Libraries. I have emails from America, Australia and Tasmania telling me that their libraries have mostly reopened using some kind of Click and Collect system. There are variations on the theme with some requiring more sanitisation than others, but in the main readers are able to borrow books once more. The UK government has given the go-ahead for libraries here to re-open with care, and some have. I’m told that in Leeds, for instance, half the libraries are now functioning in limited fashion. Unfortunately – and here I have to refrain from screaming my disbelief – no libraries are open in Ealing, London. None. What’s more, our local library is being handed over to local management control and goodness only knows when we will have access to books again. Hence my putting my old books out for passers-by to grab and take home. However, our local bookshop has saved my sanity by reopening – with due care and attention to our health – and friends pass books around among ourselves.

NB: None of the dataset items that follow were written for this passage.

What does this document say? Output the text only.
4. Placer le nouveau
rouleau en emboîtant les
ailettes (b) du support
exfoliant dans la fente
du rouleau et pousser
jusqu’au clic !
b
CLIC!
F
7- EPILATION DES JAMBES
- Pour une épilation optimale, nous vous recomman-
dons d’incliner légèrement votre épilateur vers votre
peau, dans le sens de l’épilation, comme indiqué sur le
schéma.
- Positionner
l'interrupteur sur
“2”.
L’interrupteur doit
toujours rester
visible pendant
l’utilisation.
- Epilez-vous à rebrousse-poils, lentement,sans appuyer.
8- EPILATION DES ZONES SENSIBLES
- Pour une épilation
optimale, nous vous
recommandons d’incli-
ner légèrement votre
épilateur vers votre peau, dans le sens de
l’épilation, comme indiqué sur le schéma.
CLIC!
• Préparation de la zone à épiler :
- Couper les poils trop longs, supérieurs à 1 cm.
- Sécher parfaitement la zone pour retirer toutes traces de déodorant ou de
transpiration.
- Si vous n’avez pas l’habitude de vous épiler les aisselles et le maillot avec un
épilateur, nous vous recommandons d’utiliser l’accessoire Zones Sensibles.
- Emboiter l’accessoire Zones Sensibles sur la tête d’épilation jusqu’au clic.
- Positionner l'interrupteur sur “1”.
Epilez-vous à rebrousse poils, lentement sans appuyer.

A blessing on all who keep libraries open!

Veronica Heley

Newsletter no.153, July 1st 2020

You may remember how surprised and delighted I was when a friend dropped a bar of chocolate through my door on a couple of occasions . . . and that I did eventually discover who it might have been. Several of you have expressed the wish that they, too, might be visited by a chocolate fairy. Well, this particular neighbour is a very busy lady but now that social distancing is slightly relaxed, we have arranged that she will come and sit in my garden with me one day soon, so that we can have a good old gossip. Her family is charmed by the idea of her being a chocolate fairy. I don’t think she’s going to be able to live that down any day soon!

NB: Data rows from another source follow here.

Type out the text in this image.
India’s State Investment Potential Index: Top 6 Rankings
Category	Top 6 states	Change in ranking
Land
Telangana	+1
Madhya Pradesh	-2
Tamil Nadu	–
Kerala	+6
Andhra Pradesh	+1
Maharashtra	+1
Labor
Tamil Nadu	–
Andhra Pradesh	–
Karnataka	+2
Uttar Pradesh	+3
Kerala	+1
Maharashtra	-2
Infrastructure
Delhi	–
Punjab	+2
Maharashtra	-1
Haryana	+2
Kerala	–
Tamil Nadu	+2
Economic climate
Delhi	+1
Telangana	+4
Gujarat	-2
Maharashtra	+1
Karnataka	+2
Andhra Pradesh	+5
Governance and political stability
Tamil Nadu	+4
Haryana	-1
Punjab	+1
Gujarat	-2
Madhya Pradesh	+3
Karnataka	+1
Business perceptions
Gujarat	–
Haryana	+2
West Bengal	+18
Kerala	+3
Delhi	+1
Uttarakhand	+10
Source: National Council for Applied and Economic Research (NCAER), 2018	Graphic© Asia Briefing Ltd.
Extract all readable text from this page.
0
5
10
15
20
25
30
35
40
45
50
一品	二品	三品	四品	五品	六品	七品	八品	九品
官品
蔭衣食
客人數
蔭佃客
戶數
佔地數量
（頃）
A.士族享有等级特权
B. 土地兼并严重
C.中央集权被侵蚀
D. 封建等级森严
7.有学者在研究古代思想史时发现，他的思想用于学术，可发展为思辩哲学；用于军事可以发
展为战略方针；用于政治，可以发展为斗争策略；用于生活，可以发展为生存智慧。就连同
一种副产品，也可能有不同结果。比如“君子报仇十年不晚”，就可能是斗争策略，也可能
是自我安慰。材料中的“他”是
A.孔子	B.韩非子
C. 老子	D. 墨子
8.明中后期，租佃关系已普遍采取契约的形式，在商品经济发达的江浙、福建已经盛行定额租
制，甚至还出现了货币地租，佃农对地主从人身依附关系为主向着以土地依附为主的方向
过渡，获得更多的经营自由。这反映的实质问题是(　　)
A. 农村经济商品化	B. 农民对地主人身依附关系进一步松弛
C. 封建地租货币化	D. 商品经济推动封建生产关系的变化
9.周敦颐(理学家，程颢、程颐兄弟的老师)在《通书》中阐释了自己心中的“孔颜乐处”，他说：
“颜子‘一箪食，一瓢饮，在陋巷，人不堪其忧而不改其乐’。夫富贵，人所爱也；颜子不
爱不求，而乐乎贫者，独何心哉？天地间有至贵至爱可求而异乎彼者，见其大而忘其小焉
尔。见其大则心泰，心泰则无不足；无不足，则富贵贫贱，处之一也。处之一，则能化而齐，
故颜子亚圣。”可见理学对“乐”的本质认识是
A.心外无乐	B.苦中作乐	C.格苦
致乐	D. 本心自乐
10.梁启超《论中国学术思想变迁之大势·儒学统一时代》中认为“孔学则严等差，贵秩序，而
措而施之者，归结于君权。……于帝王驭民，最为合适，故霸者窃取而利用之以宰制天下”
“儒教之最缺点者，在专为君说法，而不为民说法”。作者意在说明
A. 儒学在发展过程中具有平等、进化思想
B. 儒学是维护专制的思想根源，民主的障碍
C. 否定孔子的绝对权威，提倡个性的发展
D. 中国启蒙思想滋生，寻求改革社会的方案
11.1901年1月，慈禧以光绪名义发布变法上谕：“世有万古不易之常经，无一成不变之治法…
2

Meanwhile, pride goes before a fall! I work hard to deliver a ‘clean’ manuscript which needs few changes. I go through each story maybe five times, allowing a week to elapse between each draft. This means less work for the editor and copy editor, which in turn keeps costs down. Now, to my horror, an observant reader has reported finding no less than six typos which have made it through to the hardback of FALSE CONCLUSION. I am mortified. I know the problem is partly due to age and changes in my eyesight, but still . . . it shouldn‘t have happened. So maybe I’ll be doing six drafts for the next book instead of five – while somehow managng to keep to the agreed delivery date.

I have been looking at a short story to send you with this newsletter. The series was originally commissioned to go out at different seasons of the year. The next one is set at Christmas and here we are in July. What to do? Well, I can’t take Christmas out of this story. I wondered if it might work to drop this particular title altogether and go on to the next but that won’t work, either, because certain things happen to our friends in this story which alter their future. I decided in the end that it’s best to let it go through. If you’d like to read it then you have been warned, and the link is here for the story called PRESENTS. The actual presents which our friends need at this time are Courage, Patience and Hospitality. If you’d like to read it, just follow this link.

As our libraries have not yet reopened in London I have been re-reading old favourites. When I finish a book and decide I don’t want to read it again, I put it out in a box on the low garden wall at the front of the house and see if anyone else would like to have a go. And then, when I’m pretending to do some gardening, people occasionally stop and tell me that they’ve enjoyed this or that. One gentleman of about my age said how delighted he was to read a Narnia book as he’d heard of them but had been the wrong age to read them when they first came out. My particular favourite at the moment is The Silver Chair. I do like Puddleglum, the Marshwriggle who, even when trapped underground, holds onto the idea of the sun and other good things in the world even if there’s no evidence now that they ever existed.

A blessing on all who write books which bring tidings of comfort and joy.